FIG. 15 is a high-level flow diagram illustrating a method for recommending activities or actions to suppress genetic expression leading to phenotypical traits according to some aspects. At block 1501, the process can maintain a pathway database indicating a plurality of gene correlations between a plurality of genes and a plurality of biochemical pathways that influence a plurality of phenotypical health traits. At block 1502, the process can maintain an activity database indicating a plurality of activity correlations between a plurality of human activities and a plurality of biochemical pathway effects. At block 1503, the process can receive a DNA test result that includes a plurality of gene indicators that indicate a genetic makeup of an individual. At block 1504, the process can use the pathway database and the gene indicators to identify a plurality of influenced biochemical pathways of the individual. At block 1505, the process can use the activity database to identify an activity that affects at least one of the influenced biochemical pathways. At block 1506, the process can recommend the activity to the individual to suppress expression of a gene that influences a phenotypical health trait that is one of the phenotypical health traits.

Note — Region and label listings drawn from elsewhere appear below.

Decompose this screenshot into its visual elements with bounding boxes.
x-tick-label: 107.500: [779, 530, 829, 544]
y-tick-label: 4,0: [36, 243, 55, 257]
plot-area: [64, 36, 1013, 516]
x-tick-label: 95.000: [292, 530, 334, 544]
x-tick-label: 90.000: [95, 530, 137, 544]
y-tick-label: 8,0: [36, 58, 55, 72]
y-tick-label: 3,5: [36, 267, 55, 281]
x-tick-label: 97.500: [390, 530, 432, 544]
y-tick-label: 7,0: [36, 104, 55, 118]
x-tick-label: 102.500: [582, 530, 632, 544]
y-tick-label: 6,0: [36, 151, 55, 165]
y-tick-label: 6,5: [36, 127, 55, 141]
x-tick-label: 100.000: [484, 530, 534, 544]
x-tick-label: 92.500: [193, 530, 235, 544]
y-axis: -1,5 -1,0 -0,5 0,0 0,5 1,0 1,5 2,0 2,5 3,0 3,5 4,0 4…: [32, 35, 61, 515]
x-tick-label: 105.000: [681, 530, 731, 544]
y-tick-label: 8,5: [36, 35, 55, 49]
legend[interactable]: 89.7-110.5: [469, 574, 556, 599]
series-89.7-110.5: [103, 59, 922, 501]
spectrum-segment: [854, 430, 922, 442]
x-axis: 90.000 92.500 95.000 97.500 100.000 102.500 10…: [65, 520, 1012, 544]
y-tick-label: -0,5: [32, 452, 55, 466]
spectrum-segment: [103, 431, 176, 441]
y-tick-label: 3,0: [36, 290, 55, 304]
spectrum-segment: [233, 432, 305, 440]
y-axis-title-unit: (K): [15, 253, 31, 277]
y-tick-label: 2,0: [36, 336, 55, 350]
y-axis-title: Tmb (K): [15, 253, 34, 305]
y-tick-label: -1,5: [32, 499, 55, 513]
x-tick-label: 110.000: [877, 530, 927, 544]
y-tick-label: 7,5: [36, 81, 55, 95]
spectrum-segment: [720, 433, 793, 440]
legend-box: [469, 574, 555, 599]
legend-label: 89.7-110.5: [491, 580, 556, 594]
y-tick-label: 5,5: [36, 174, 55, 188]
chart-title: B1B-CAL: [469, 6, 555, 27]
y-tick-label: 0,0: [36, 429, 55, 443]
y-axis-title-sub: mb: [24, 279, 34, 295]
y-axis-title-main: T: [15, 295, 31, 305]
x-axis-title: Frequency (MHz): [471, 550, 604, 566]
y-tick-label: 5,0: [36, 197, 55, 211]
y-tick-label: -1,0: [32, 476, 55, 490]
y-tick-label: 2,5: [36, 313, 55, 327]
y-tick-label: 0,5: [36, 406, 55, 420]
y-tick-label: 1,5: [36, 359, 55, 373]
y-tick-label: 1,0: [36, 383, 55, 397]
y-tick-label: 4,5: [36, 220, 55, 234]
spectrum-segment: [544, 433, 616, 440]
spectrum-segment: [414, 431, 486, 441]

Although the operations of the method(s) herein are shown and described in a particular order, the order of the operations of each method may be altered so that certain operations may be performed in an inverse order or so that certain operations may be performed, at least in part, concurrently with other operations. Instructions or sub-operations of distinct operations may be implemented in an intermittent and/or alternating manner.

It should also be noted that at least some of the operations for the methods described herein may be implemented using software instructions stored on a computer usable storage medium for execution by a computer. As an example, an embodiment of a computer program product includes a computer usable storage medium to store a computer readable program.

The computer-usable or computer-readable storage medium can be an electronic, magnetic, optical, electromagnetic, infrared, or semiconductor system (or apparatus or device). Examples of non-transitory computer-usable and computer-readable storage media include a semiconductor or solid-state memory, magnetic tape, a removable computer diskette, a random-access memory (RAM), a read-only memory (ROM), a rigid magnetic disk, and an optical disk. Current examples of optical disks include a compact disk with read only memory (CD-ROM), a compact disk with read/write (CD-R/W), and a digital video disk (DVD).

The foregoing description of the specific embodiments will so fully reveal the general nature of the embodiments herein that others can, by applying current knowledge, readily modify and/or adapt for various applications such specific embodiments without departing from the generic concept, and, therefore, such adaptations and modifications should and are intended to be comprehended within the meaning and range of equivalents of the disclosed embodiments. It is to be understood that the phraseology or terminology employed herein is for the purpose of description and not of limitation. Therefore, while the embodiments herein have been described in terms of preferred embodiments, those skilled in the art will recognize that the embodiments herein can be practiced with modification within the spirit and scope of the claims as described herein.

Although specific embodiments of the invention have been described and illustrated, the invention is not to be limited to the specific forms or arrangements of parts so described and illustrated. The scope of the invention is to be defined by the claims appended hereto and their equivalents.